Can this checklist be customized for different MBSS protocols?
Yes, it should be customized to match your facility’s ordered consistencies, utensils, positioning requirements, and documentation fields. Some sites add pediatric prompts, bedside transport details, interpreter needs, or specific radiology room requirements. Others include protocol variants for inpatient, outpatient, or high-dependency patients. The structure should stay the same, but the content should reflect your actual workflow.
How does this compare with an ad hoc verbal handoff?
An ad hoc verbal handoff depends on memory and can miss details such as the exact barium preparations, patient positioning needs, or who confirmed radiology readiness. This checklist creates a repeatable record that the study was prepared according to protocol and that any exceptions were escalated. It also makes it easier to spot recurring workflow problems. For teams that run MBSS frequently, that consistency is often the main benefit.

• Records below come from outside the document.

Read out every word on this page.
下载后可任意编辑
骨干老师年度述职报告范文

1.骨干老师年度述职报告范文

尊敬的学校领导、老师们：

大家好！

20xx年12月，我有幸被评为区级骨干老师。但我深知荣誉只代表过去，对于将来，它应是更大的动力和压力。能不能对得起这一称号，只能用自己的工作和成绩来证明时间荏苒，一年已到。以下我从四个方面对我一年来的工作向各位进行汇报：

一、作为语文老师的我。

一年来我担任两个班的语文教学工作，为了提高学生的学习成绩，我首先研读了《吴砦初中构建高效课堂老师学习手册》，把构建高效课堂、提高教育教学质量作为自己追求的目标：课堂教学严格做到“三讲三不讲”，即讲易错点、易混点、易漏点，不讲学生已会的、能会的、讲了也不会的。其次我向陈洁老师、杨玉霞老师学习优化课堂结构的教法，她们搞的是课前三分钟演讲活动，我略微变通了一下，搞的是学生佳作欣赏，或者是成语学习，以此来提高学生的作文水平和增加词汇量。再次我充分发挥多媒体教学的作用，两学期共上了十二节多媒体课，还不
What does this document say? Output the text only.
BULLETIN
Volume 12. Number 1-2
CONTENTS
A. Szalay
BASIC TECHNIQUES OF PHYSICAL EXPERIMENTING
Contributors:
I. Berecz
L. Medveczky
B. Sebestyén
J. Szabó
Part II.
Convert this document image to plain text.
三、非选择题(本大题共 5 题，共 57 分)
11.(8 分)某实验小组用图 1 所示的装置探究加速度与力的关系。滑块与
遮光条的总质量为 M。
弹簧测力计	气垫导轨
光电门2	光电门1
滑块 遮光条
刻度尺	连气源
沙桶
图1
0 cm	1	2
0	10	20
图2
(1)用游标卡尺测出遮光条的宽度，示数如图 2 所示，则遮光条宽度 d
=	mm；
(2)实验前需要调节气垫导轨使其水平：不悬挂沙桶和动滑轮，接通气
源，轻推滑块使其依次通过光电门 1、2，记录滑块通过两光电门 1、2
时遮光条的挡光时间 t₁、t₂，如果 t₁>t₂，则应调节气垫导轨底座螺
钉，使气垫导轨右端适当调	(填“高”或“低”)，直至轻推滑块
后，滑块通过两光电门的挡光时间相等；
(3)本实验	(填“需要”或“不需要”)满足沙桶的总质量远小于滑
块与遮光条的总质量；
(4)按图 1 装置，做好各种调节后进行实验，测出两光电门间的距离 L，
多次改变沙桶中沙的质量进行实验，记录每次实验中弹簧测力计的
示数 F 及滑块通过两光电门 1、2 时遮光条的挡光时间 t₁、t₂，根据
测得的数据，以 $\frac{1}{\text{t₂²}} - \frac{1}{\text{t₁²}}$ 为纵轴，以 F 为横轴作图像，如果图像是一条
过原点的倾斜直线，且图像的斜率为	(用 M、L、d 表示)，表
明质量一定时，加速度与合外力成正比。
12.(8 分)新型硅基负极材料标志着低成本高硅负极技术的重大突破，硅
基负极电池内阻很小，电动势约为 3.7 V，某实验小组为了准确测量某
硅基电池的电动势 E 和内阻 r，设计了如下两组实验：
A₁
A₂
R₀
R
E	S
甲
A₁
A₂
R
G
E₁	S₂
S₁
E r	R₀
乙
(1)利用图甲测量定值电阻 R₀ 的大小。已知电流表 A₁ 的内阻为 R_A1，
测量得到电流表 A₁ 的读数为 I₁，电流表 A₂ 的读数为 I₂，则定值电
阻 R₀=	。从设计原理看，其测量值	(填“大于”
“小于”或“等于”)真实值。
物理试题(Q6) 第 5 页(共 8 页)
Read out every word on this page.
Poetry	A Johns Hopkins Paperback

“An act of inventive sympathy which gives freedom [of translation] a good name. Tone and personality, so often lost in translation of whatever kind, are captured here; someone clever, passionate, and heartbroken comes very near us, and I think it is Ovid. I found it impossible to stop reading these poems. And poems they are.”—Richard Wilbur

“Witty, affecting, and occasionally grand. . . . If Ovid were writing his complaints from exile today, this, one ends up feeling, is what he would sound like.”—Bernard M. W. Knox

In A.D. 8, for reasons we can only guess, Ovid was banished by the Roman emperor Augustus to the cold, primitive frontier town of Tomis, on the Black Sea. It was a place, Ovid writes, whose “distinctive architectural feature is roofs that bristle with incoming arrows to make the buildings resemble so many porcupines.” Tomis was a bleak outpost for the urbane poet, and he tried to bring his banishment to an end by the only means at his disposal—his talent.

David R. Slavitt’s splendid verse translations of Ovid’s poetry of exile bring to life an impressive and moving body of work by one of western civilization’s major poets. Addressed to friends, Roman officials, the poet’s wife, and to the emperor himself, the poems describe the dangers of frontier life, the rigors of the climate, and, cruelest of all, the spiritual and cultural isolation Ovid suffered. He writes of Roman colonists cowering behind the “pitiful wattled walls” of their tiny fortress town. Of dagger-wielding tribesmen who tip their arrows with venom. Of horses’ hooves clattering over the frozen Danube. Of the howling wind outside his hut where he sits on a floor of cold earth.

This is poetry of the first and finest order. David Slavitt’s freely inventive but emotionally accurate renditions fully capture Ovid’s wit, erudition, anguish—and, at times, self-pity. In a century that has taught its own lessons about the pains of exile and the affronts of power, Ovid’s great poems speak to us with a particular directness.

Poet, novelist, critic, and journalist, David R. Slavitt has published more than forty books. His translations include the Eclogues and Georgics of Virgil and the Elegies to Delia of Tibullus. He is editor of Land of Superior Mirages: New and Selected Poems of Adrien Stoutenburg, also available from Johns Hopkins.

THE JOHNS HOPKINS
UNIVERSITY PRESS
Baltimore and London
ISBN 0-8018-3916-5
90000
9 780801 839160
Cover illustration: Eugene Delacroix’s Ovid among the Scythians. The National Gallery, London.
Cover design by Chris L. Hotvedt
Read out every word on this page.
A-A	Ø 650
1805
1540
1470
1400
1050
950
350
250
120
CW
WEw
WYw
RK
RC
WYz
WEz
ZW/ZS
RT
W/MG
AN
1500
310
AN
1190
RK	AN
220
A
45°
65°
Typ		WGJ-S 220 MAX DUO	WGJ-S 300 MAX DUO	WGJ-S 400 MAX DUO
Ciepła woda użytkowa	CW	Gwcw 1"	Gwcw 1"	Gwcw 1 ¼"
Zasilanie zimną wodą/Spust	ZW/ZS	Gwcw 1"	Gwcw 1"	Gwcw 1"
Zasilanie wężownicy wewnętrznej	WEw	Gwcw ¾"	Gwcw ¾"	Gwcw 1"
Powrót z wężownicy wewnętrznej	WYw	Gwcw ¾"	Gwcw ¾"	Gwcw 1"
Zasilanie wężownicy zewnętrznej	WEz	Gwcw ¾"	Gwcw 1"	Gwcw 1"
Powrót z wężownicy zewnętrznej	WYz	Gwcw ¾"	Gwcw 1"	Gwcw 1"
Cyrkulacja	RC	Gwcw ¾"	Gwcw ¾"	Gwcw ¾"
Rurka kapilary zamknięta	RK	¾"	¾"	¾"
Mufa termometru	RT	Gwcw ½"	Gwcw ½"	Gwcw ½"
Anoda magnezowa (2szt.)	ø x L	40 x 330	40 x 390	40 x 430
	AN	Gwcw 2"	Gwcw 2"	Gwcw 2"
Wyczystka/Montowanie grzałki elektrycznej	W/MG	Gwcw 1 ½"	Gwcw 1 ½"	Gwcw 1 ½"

What should happen if a required item is not ready?
If any required item is missing or unsafe, the checklist should stop the workflow and trigger escalation to the appropriate clinician or radiology contact. Do not treat the checklist as a formality if the patient is not ready, the protocol is unclear, or the equipment is unavailable. Document the delay, the reason, and the action taken so the next team member can pick up the case without confusion. The goal is to avoid starting an incomplete or unsafe study.